The Headless Mule tales have much in common with
the idea of a headless horseman, shown here celebrating
a goal at the mythical bogeymen polo match against the
Bonnacon, a horse/bull hybrid with the ability to emit
flaming dung, an elusive trait that has made this
creature a vital element of the the heraldic James Bond
crest


A final intriguing creature is the Japanese Konaki-jijī, which is apparently "an infant spirit that cries until it is picked up, then increases its weight and crushes its victim," which seems to be rather unsportsmanlike, although myths like this make Big Man Japan perhaps three percent more coherent. I also like that Wikipedia has a list of legendary creatures by type including categories such as Myslenski favorite Hybrids, Animals, Demons, the wonderfully vague Creatures associated with Concepts, and, under the "Shapeshifter" heading, the artfully descriptive "Existent non-human turn into a human."

PROFESSIONAL FOOTBALL

The Bears' preseason is well underway as they find themselves as a major national story due to the acquisition of Jay Cutler and the return of Kyle Orton to his protected mountain habitat. Quarterbacks have been dominating the news all offseason with the dramatic reinstatement of Michael Vick and the endlessly entertaining Brett Favre Vacillation Spectacular, which will be taking over for Tommy Bartlett's Waterski show until Lake Delton again exists.

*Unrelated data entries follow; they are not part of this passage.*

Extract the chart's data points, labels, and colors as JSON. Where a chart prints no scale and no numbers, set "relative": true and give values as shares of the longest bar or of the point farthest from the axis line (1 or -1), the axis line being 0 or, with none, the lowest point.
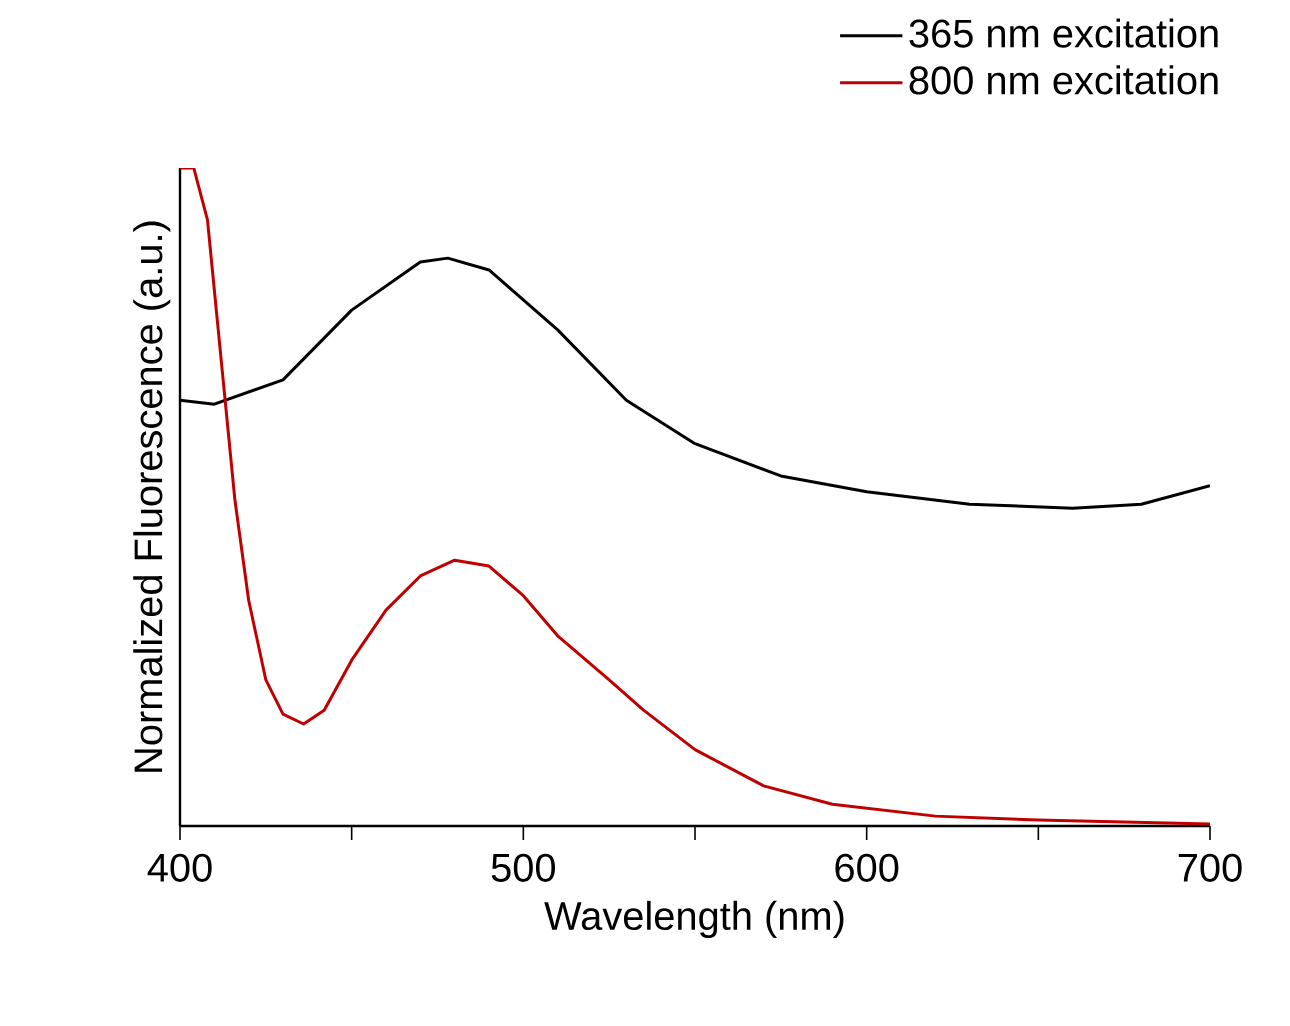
{
  "chart_data": {
    "type": "line",
    "relative": true,
    "xlabel": "Wavelength (nm)",
    "ylabel": "Normalized Fluorescence (a.u.)",
    "xlim": [
      400,
      700
    ],
    "xticks": [
      400,
      {
        "value": 450,
        "label": null
      },
      500,
      {
        "value": 550,
        "label": null
      },
      600,
      {
        "value": 650,
        "label": null
      },
      700
    ],
    "legend": "top right",
    "grid": false,
    "marker": "none",
    "line_style": "solid",
    "series": [
      {
        "name": "365 nm excitation",
        "color": "#000000",
        "x": [
          400,
          410,
          430,
          450,
          470,
          478,
          490,
          510,
          530,
          550,
          575,
          600,
          630,
          660,
          680,
          700
        ],
        "values": [
          0.647,
          0.641,
          0.678,
          0.784,
          0.857,
          0.863,
          0.845,
          0.754,
          0.647,
          0.581,
          0.532,
          0.508,
          0.489,
          0.483,
          0.489,
          0.517
        ]
      },
      {
        "name": "800 nm excitation",
        "color": "#c00000",
        "x": [
          400,
          404,
          408,
          412,
          416,
          420,
          425,
          430,
          436,
          442,
          450,
          460,
          470,
          480,
          490,
          500,
          510,
          525,
          535,
          550,
          570,
          590,
          620,
          650,
          700
        ],
        "values": [
          1.0,
          1.0,
          0.921,
          0.708,
          0.495,
          0.343,
          0.222,
          0.17,
          0.155,
          0.176,
          0.252,
          0.328,
          0.38,
          0.404,
          0.395,
          0.35,
          0.289,
          0.222,
          0.176,
          0.116,
          0.061,
          0.033,
          0.015,
          0.009,
          0.003
        ]
      }
    ]
  }
}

Wisconsin Dells entrepreneur Tommy Bartlett offered a wholesome waterski
extravaganza and a gruesome portend of the coming robot apocalypse


As Favre has tortured me and my people for the football equivalent of generations, it is good to see the media finally turning on him, although I admit that I will immediately become a Favre fan if he calls a press conference and announces his retirement by following this precise sequence.

That is also how I exit all rooms on occasions when I am accompanied by my personal funk band, or when I need to get to the bridge.

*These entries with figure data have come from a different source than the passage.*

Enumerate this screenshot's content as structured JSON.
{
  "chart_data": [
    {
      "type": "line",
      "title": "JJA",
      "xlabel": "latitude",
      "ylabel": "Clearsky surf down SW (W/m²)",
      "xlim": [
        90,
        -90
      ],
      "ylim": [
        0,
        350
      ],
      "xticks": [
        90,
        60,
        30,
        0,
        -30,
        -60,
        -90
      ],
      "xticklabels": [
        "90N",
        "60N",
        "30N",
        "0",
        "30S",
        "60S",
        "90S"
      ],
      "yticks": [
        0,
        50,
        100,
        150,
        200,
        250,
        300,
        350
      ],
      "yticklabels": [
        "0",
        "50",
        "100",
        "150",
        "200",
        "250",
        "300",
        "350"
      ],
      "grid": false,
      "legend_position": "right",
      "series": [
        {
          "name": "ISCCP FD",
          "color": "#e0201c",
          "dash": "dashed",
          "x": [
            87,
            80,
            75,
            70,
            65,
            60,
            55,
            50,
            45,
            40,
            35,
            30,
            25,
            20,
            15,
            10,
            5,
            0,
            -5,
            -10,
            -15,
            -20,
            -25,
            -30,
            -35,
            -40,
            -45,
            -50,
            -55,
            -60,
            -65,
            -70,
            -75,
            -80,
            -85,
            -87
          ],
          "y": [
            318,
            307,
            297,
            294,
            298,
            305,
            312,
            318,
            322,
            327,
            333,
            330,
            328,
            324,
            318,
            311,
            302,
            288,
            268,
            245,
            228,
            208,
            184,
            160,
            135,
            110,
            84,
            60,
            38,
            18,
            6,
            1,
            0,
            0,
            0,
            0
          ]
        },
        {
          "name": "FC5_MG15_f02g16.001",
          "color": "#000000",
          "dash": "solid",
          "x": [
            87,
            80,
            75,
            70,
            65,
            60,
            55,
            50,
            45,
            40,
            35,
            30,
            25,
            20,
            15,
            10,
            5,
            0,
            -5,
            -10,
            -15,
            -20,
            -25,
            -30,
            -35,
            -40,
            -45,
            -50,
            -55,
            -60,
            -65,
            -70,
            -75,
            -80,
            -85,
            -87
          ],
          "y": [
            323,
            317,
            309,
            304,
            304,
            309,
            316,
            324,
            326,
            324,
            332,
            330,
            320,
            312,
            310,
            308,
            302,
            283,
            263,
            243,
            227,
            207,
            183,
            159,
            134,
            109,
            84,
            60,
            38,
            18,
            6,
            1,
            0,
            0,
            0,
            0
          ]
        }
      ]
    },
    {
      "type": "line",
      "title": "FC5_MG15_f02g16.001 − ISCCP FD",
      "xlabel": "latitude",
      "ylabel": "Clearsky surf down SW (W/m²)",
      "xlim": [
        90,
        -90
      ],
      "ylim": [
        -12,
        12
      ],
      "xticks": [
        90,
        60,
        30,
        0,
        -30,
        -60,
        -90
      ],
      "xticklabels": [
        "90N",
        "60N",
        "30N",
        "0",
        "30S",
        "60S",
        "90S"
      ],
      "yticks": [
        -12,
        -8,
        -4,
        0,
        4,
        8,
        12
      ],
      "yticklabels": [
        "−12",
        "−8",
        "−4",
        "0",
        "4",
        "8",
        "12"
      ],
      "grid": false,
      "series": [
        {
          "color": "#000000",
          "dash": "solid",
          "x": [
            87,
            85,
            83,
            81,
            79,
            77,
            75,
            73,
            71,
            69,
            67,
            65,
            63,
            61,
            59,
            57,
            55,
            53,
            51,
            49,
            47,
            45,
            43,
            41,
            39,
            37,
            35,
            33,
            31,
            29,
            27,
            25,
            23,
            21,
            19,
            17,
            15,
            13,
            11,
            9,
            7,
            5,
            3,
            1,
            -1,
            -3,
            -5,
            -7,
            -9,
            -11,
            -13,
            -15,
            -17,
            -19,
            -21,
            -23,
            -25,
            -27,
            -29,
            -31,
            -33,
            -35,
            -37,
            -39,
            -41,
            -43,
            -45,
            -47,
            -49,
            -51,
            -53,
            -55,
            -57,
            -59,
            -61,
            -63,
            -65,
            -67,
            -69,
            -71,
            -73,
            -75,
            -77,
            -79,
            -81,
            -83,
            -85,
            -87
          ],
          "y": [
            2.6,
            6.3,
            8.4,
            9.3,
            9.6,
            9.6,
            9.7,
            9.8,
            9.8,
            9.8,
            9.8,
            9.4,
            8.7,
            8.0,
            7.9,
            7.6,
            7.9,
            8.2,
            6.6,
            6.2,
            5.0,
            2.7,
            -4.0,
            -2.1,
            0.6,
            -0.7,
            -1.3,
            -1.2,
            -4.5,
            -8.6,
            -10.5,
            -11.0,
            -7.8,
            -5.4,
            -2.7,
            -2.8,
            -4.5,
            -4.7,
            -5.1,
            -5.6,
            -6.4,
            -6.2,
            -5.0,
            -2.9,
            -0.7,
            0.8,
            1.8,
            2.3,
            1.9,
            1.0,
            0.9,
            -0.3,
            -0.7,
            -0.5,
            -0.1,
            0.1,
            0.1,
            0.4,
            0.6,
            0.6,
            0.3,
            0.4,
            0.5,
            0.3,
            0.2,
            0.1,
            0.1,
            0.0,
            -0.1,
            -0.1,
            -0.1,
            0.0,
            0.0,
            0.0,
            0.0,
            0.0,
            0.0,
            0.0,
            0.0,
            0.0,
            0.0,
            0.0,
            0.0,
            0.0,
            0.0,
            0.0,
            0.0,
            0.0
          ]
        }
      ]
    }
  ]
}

Jack Webb's soul singing career was cut short after he disastrously
pleaded with the audience to "keep your hands near the ground and
shake them like you're gravely concerned."


So prepare your weekend tailgates for the impending crushing of Towson with your own hybrid creatures: a bacon cheeseburger, the Madden favorite Turducken, and an Upton Sinclair style Chicago hotdog made from pigs, factory scrapings, and body parts from Eastern European immigrants. Now allow me to make my exit as soon as the rest of the Good Time Funk All-Star Hot Pants Good God Y'alls get out of their van.

2 comments:

Rodger said...

with each passing day i become more and more convinced that skip myslenski is in fact ghostwriting for that state-run turkmen paper that published the article about the president hopping on a jewelry-bedecked horse and flying away on a helicopter.

Graham Filler said...

1. I was sure the Skip article was some kind of parody until he started quoting the players and coaches. Bob Dole loves football! Bob Dole needs a nap.

2. This blog is pretty damn amazing.